I took art courses in school whenever they were offered. I wanted to go to college for art but my life took a different path. I ended up getting into music and have played on a semi-professional level for a large part of my adult life. I always knew at some point in time I was going to go back to art and painting.
I hear many artists say, "I don't pick my paintings they pick me." There is a lot of truth to that in how I decide what to paint. I know the minute I see a certain scene or composition that I want to paint it. It can be a variety of things from a natural landscape to sleds leaning against a barn wall or a child looking at a sunset across a lake or a barn or even a bobcat in the snow. I never know what might inspire me. I'm not locked into one specific genre of composition.
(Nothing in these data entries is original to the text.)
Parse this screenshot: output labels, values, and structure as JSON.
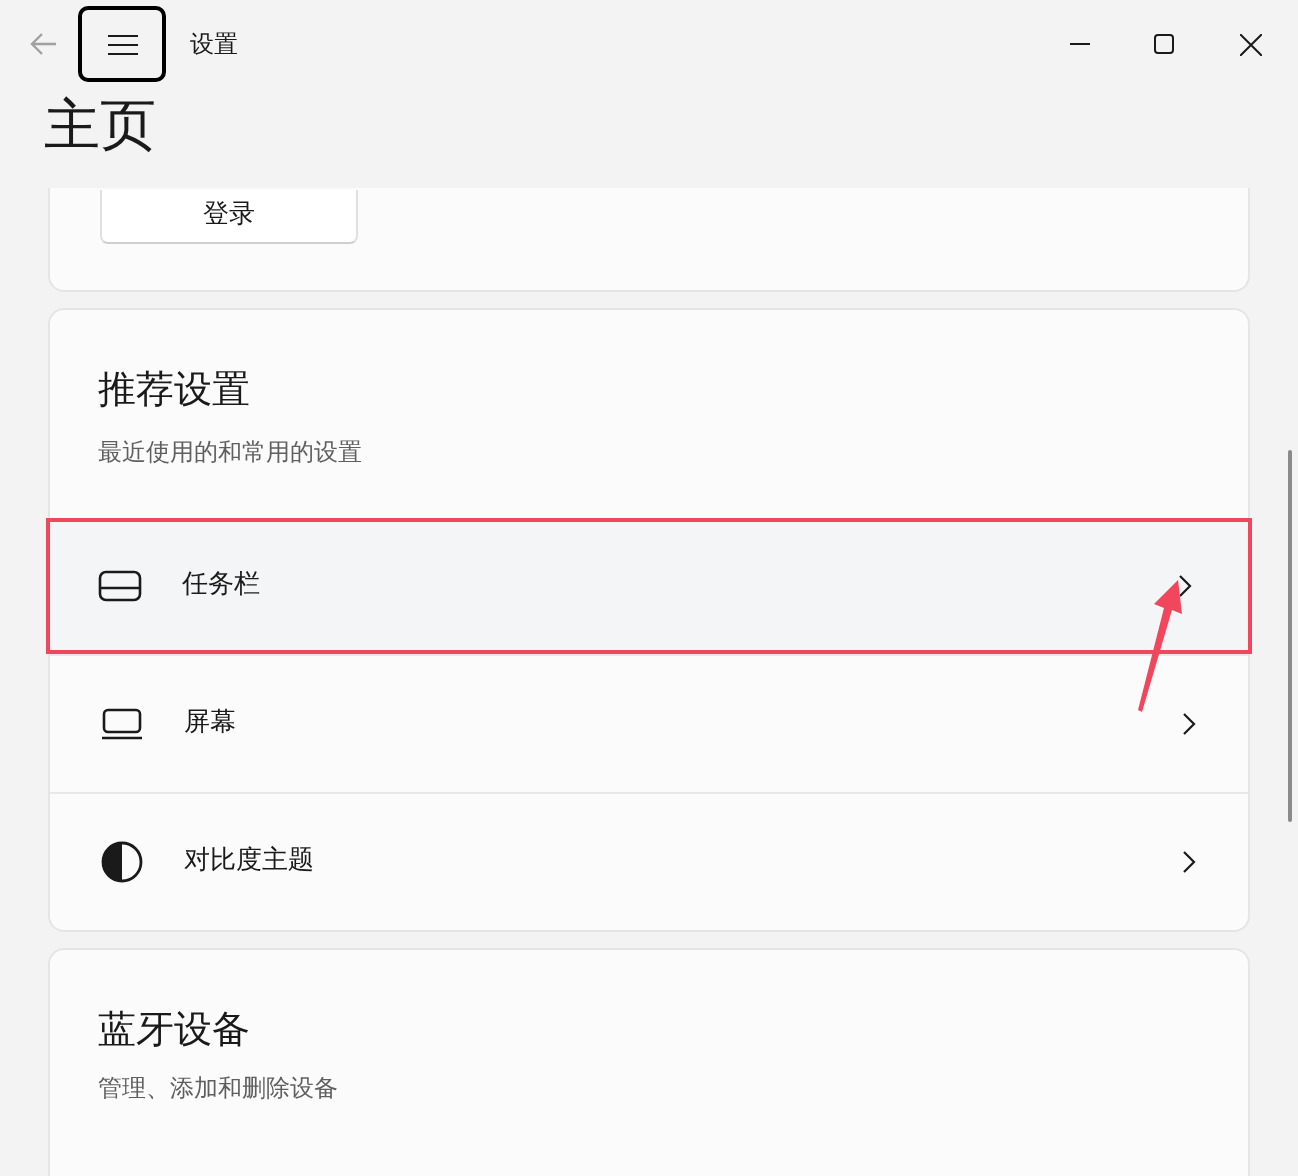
{
  "window": {
    "title": "设置"
  },
  "page_title": "主页",
  "account_card": {
    "login_button": "登录"
  },
  "recommended": {
    "title": "推荐设置",
    "subtitle": "最近使用的和常用的设置",
    "items": [
      {
        "kind": "taskbar",
        "label": "任务栏",
        "highlighted": true
      },
      {
        "kind": "screen",
        "label": "屏幕",
        "highlighted": false
      },
      {
        "kind": "contrast",
        "label": "对比度主题",
        "highlighted": false
      }
    ]
  },
  "bluetooth": {
    "title": "蓝牙设备",
    "subtitle": "管理、添加和删除设备"
  }
}
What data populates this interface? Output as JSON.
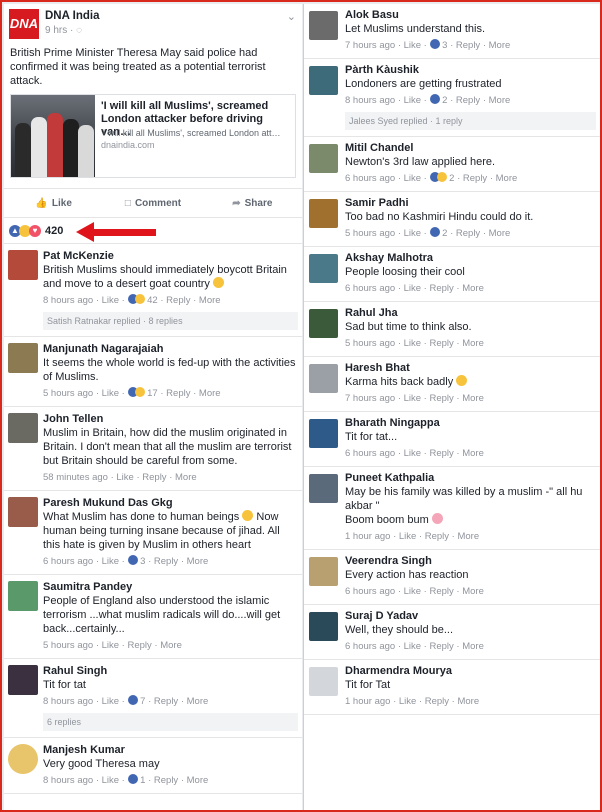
{
  "post": {
    "page_name": "DNA India",
    "logo_text": "DNA",
    "time": "9 hrs · ◌",
    "text": "British Prime Minister Theresa May said police had confirmed it was being treated as a potential terrorist attack.",
    "link": {
      "title": "'I will kill all Muslims', screamed London attacker before driving van…",
      "desc": "'I will kill all Muslims', screamed London att…",
      "domain": "dnaindia.com"
    },
    "actions": {
      "like": "Like",
      "comment": "Comment",
      "share": "Share"
    },
    "reaction_count": "420"
  },
  "left_comments": [
    {
      "name": "Pat McKenzie",
      "text": "British Muslims should immediately boycott Britain and move to a desert goat country",
      "meta": "8 hours ago · Like · ",
      "count": "42",
      "reply_box": "Satish Ratnakar replied · 8 replies"
    },
    {
      "name": "Manjunath Nagarajaiah",
      "text": "It seems the whole world is fed-up with the activities of Muslims.",
      "meta": "5 hours ago · Like · ",
      "count": "17"
    },
    {
      "name": "John Tellen",
      "text": "Muslim in Britain, how did the muslim originated in Britain. I don't mean that all the muslim are terrorist but Britain should be careful from some.",
      "meta": "58 minutes ago · Like · Reply · More"
    },
    {
      "name": "Paresh Mukund Das Gkg",
      "text": "What Muslim has done to human beings",
      "text2": "Now human being turning insane because of jihad. All this hate is given by Muslim in others heart",
      "meta": "6 hours ago · Like · ",
      "count": "3"
    },
    {
      "name": "Saumitra Pandey",
      "text": "People of England also understood the islamic terrorism ...what muslim radicals will do....will get back...certainly...",
      "meta": "5 hours ago · Like · Reply · More"
    },
    {
      "name": "Rahul Singh",
      "text": "Tit for tat",
      "meta": "8 hours ago · Like · ",
      "count": "7",
      "reply_box": "6 replies"
    },
    {
      "name": "Manjesh Kumar",
      "text": "Very good Theresa may",
      "meta": "8 hours ago · Like · ",
      "count": "1"
    }
  ],
  "right_comments": [
    {
      "name": "Alok Basu",
      "text": "Let Muslims understand this.",
      "meta": "7 hours ago · Like · ",
      "count": "3"
    },
    {
      "name": "Pàrth Kàushik",
      "text": "Londoners are getting frustrated",
      "meta": "8 hours ago · Like · ",
      "count": "2",
      "reply_box": "Jalees Syed replied · 1 reply"
    },
    {
      "name": "Mitil Chandel",
      "text": "Newton's 3rd law applied here.",
      "meta": "6 hours ago · Like · ",
      "count": "2"
    },
    {
      "name": "Samir Padhi",
      "text": "Too bad no Kashmiri Hindu could do it.",
      "meta": "5 hours ago · Like · ",
      "count": "2"
    },
    {
      "name": "Akshay Malhotra",
      "text": "People loosing their cool",
      "meta": "6 hours ago · Like · Reply · More"
    },
    {
      "name": "Rahul Jha",
      "text": "Sad but time to think also.",
      "meta": "5 hours ago · Like · Reply · More"
    },
    {
      "name": "Haresh Bhat",
      "text": "Karma hits back badly",
      "meta": "7 hours ago · Like · Reply · More"
    },
    {
      "name": "Bharath Ningappa",
      "text": "Tit for tat...",
      "meta": "6 hours ago · Like · Reply · More"
    },
    {
      "name": "Puneet Kathpalia",
      "text": "May be his family was killed by a muslim -\" all hu akbar \"",
      "text2": "Boom boom bum",
      "meta": "1 hour ago · Like · Reply · More"
    },
    {
      "name": "Veerendra Singh",
      "text": "Every action has reaction",
      "meta": "6 hours ago · Like · Reply · More"
    },
    {
      "name": "Suraj D Yadav",
      "text": "Well, they should be...",
      "meta": "6 hours ago · Like · Reply · More"
    },
    {
      "name": "Dharmendra Mourya",
      "text": "Tit for Tat",
      "meta": "1 hour ago · Like · Reply · More"
    }
  ],
  "tail": {
    "reply": "Reply",
    "more": "More"
  },
  "colors": {
    "frame": "#d9281c",
    "like_blue": "#4267b2",
    "haha_yellow": "#f7c33d",
    "love_red": "#f25268",
    "arrow": "#e0141b"
  }
}
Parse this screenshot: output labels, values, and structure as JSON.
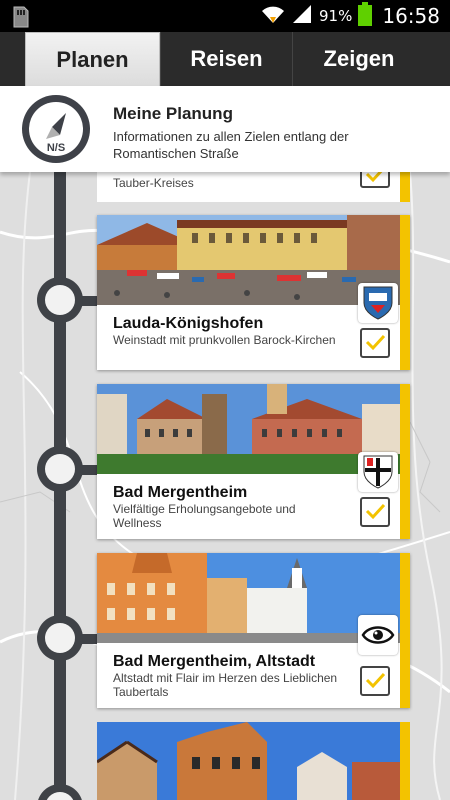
{
  "status_bar": {
    "battery_percent": "91%",
    "time": "16:58",
    "icons": [
      "sd-card-icon",
      "wifi-icon",
      "signal-icon",
      "battery-icon"
    ]
  },
  "tabs": [
    {
      "label": "Planen",
      "active": true
    },
    {
      "label": "Reisen",
      "active": false
    },
    {
      "label": "Zeigen",
      "active": false
    }
  ],
  "header": {
    "compass_label": "N/S",
    "title": "Meine Planung",
    "subtitle": "Informationen zu allen Zielen entlang der Romantischen Straße"
  },
  "cards": [
    {
      "title": "",
      "description": "Tauber-Kreises",
      "checked": true
    },
    {
      "title": "Lauda-Königshofen",
      "description": "Weinstadt mit prunkvollen Barock-Kirchen",
      "badge": "coat-of-arms-lauda",
      "checked": true
    },
    {
      "title": "Bad Mergentheim",
      "description": "Vielfältige Erholungsangebote und Wellness",
      "badge": "coat-of-arms-bad-mergentheim",
      "checked": true
    },
    {
      "title": "Bad Mergentheim, Altstadt",
      "description": "Altstadt mit Flair im Herzen des Lieblichen Taubertals",
      "badge": "eye-icon",
      "checked": true
    }
  ],
  "colors": {
    "accent_yellow": "#f3c300",
    "timeline": "#3f4247",
    "tab_bar": "#2b2b2b"
  }
}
The one thing I want to see in a painting is depth. For example, in my painting of a canoe with yellow flowers in the foreground there are five layers of depth. If you look right into the center, the experience becomes almost 3D. But when I'm talking about depth, I'm also talking about how you feel when the painting draws you in.
I want my paintings to pull people in and take them back to a nostalgic memory or to a place they've never been before and kick in their own creative imagination. Hopefully they will be lifted out of their daily reality if only for a fleeting moment.